Hastalık...

11.4K 794 80
                                    

Akşam olup da gitme vakti geldiğinde Gökçe'nin istediği en son şey o eve gitmekti. Ama buna mecbur olduğunu da biliyordu. Sıkıntıyla önünde ki yemekle oynadığı için Can ve Hakan'ın büyük bir merakla kendisini izlediğinin farkında değildi. Derin bir of çekip çatalı bırakıp kafasını kaldırdığında iki çift keskin bakışla karşılaştı.

"Ne! Neden bakıyorsunuz bana öyle!"

Hakan kafasını iki yana sallayıp susmayı tercih ederken Can, Hakan kadar sabırlı değildi.

"Etrafına ışık saçıyorsun da bakışlarımızı alamıyoruz senden"

Canı ne kadar sıkkın olursa olsun Can'ın kendisini güldürebilmesine şaşırıyordu Gökçe. Cüssesinden beklenmeyecek kadar esprili ve hazır cevap bir adamdı Can ve oldukça eğlenceli bir kişiliği vardı. Ama ilk bakışta kızları ürküttüğü için kimse onun derinlerine inemiyordu. Ya da onu derinlemesine anlayan bir kadın çıkmamıştı karşısına henüz. Önünde ki yemeğe işkence yapmayı bırakıp ayağa kalktı.

"Gitsem iyi olur. Geç oldu"

Gökçe ayaklanınca iki adamda hemen kalktı yerlerinden.

"Kızım sen bugün tamamen izinli değimlisin? Sabah gidersin işe, bu gece burada kal"

Gökçe de bu gece burada kalmak istiyordu ama Emirden de çekinmiyor değildi. Genç adamın yapacaklarının sınırını bilememek Gökçe'yi oldukça rahatsız ediyordu. Ondan bu denli çekinmeyi içine sindiremese de gerçek buydu.

"Yok ben gideyim. Yarın sabah Emir'in sinirli haliyle uğraşmak istemiyorum.

"Başlatma Emir'in sinirinden"

Bu sefer sabredemeyen Hakan olmuştu. "Bu gece burada kal , yarın sabah ben seni götürürüm. "

Gökçe daha fazla direnmeden kabul etti Hakan'ın teklifini. Hiçbir şekilde o eve gitmek istemiyordu ama başka da bir seçeneği de yoktu. Elinde ki çatalı masaya bırakarak ayağa kalktı.

"Ben yatıyorum. Size iyi geceler"

Gökçe'nin odadan çıkmasıyla birlikte Hakan da fırladı oturduğu sandalyeden. Bir yandan deli gibi odayı arşınlarken bir yandan da anlaşılmaz bir şeyler mırıldanıyordu.

"Otur şuraya Hakan. Başımı döndürüyorsun!"

"Böyle eli kolu bağlı olmaktan nefret ediyorum. O herifin Gökçe'nin üzerinde bu şeklide hak iddia etmesini kaldıramıyorum"

Can da Hakan ile aynı hisleri paylaşıyordu ama sakin kalmaları gerektiğinin de farkındaydı.

"Ben de senin gibi düşünüyorum ama sakin olmamız lazım. Gökçe'nin hayatı zaten yeterince karışık daha fazla karıştırmanın manası yok"

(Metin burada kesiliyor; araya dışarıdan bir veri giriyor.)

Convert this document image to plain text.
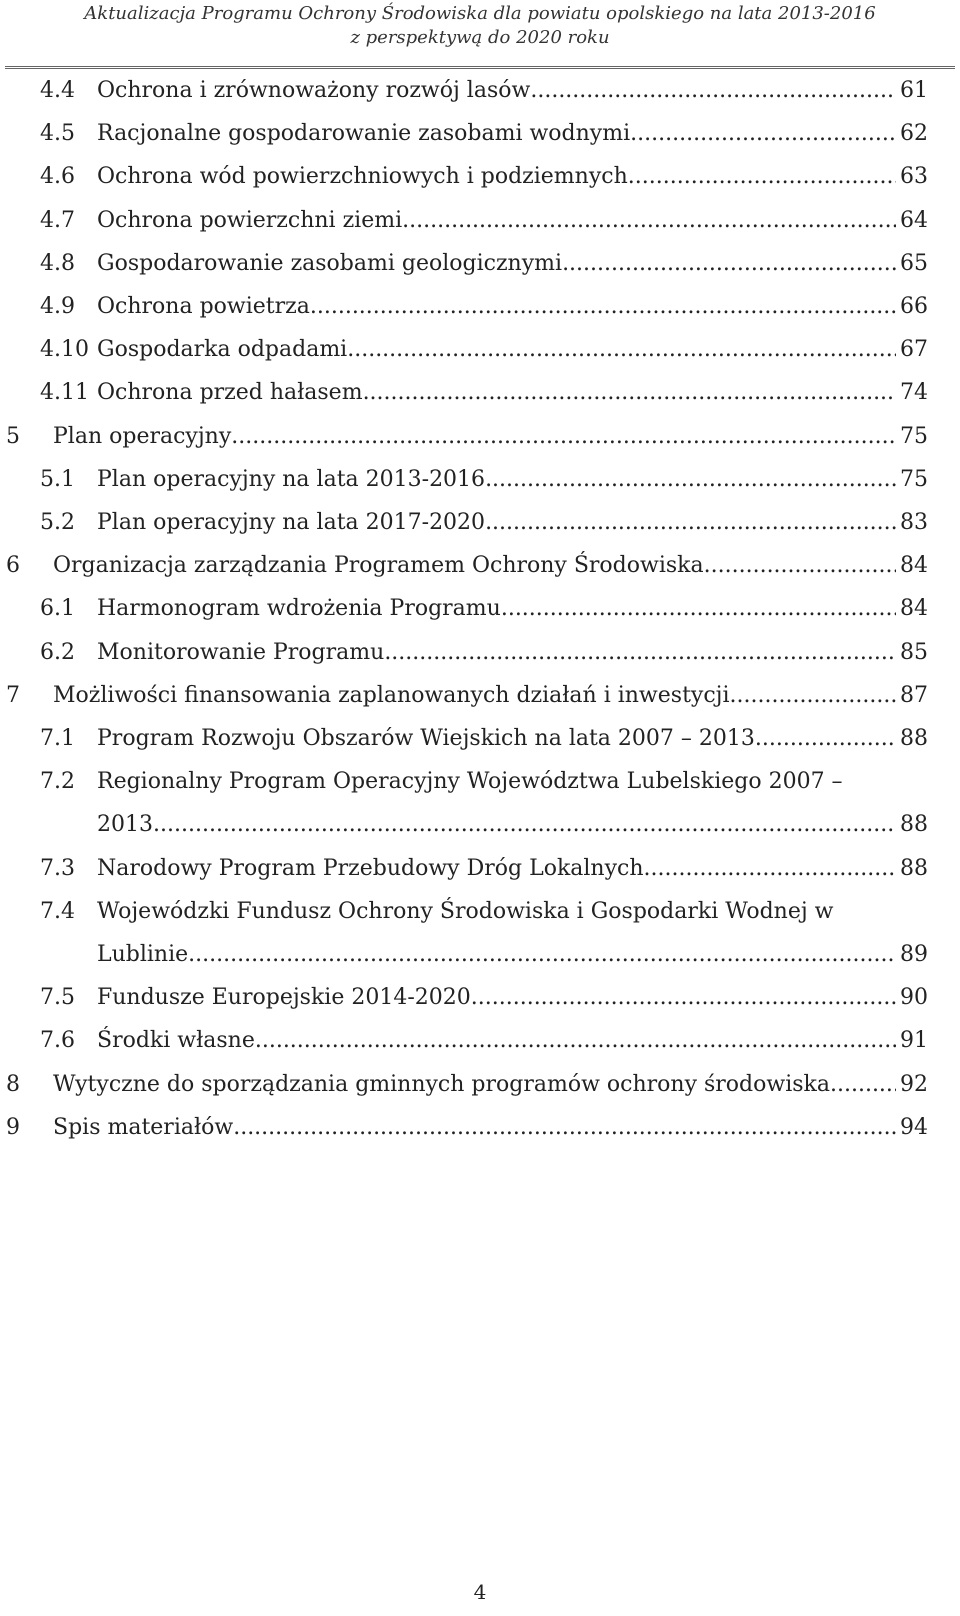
Aktualizacja Programu Ochrony Środowiska dla powiatu opolskiego na lata 2013-2016
z perspektywą do 2020 roku
4.4 Ochrona i zrównoważony rozwój lasów .....	61
4.5 Racjonalne gospodarowanie zasobami wodnymi .....	62
4.6 Ochrona wód powierzchniowych i podziemnych .....	63
4.7 Ochrona powierzchni ziemi .....	64
4.8 Gospodarowanie zasobami geologicznymi .....	65
4.9 Ochrona powietrza .....	66
4.10 Gospodarka odpadami .....	67
4.11 Ochrona przed hałasem .....	74
5 Plan operacyjny .....	75
5.1 Plan operacyjny na lata 2013-2016 .....	75
5.2 Plan operacyjny na lata 2017-2020 .....	83
6 Organizacja zarządzania Programem Ochrony Środowiska .....	84
6.1 Harmonogram wdrożenia Programu .....	84
6.2 Monitorowanie Programu .....	85
7 Możliwości finansowania zaplanowanych działań i inwestycji .....	87
7.1 Program Rozwoju Obszarów Wiejskich na lata 2007 – 2013 .....	88
7.2 Regionalny Program Operacyjny Województwa Lubelskiego 2007 –
2013 .....	88
7.3 Narodowy Program Przebudowy Dróg Lokalnych .....	88
7.4 Wojewódzki Fundusz Ochrony Środowiska i Gospodarki Wodnej w
Lublinie .....	89
7.5 Fundusze Europejskie 2014-2020 .....	90
7.6 Środki własne .....	91
8 Wytyczne do sporządzania gminnych programów ochrony środowiska .....	92
9 Spis materiałów .....	94
4
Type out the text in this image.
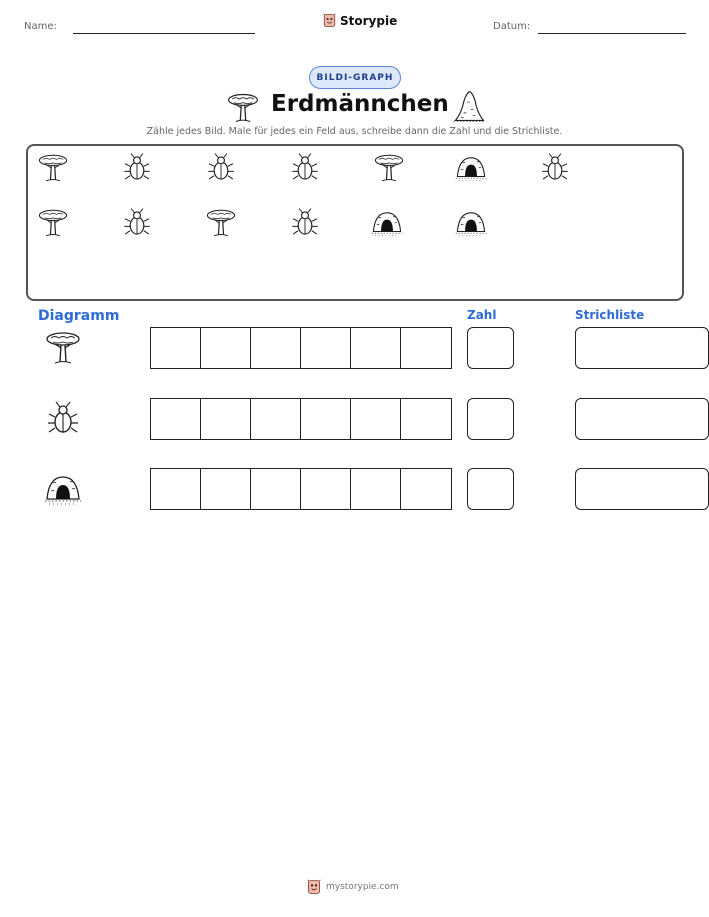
Name:	Storypie	Datum:
BILDI-GRAPH
Erdmännchen
Zähle jedes Bild. Male für jedes ein Feld aus, schreibe dann die Zahl und die Strichliste.
Diagramm	Zahl	Strichliste
mystorypie.com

Gökçe yattığı yerden arkadaşlarının konuşmalarını dinliyordu. Onları da üzdüğünü biliyordu ama yanında oldukları için de çok mutluydu. Şimdiye kadar katlanabileceğinden fazla yük binmişti omuzlarına ve bir yerde çöküp kalmaktan çok korkuyordu. O iki can dostunun onu düştüğü yerden kaldıracağını bilmek savaşmak için güç veriyordu. Yanağından süzülen yaşları silerek yattığı yerde sırt üstü döndü. Görmeyen gözlerle tavana bakarken yarının ne kadar zor geçeceğini düşünüyordu.

Emir dördüncü kadehi kafasına dikerken Gökçe'nin bu gece gelmeyeceği gerçeğini sindirmeye çalışıyordu. Tehditlerinin Gökçe üzerinde işe yaramaması daha da sinirlenmesine neden oluyordu. Gökçe'nin hayatı her şekilde avuçlarının arasındaydı ama gel gör ki sanki üstün taraf kendisiymiş gibi davranıyordu. Ayağa kalkarak camın önüne gitti. Aç karnına içtiği içkiler midesini yakmıştı ama içinde ki kıskançlık daha çok canını yakıyordu. Arif den aldığı bilgiye göre Gökçe Can denen herifin yanındaydı o bu gerçeği kaldıramıyordu.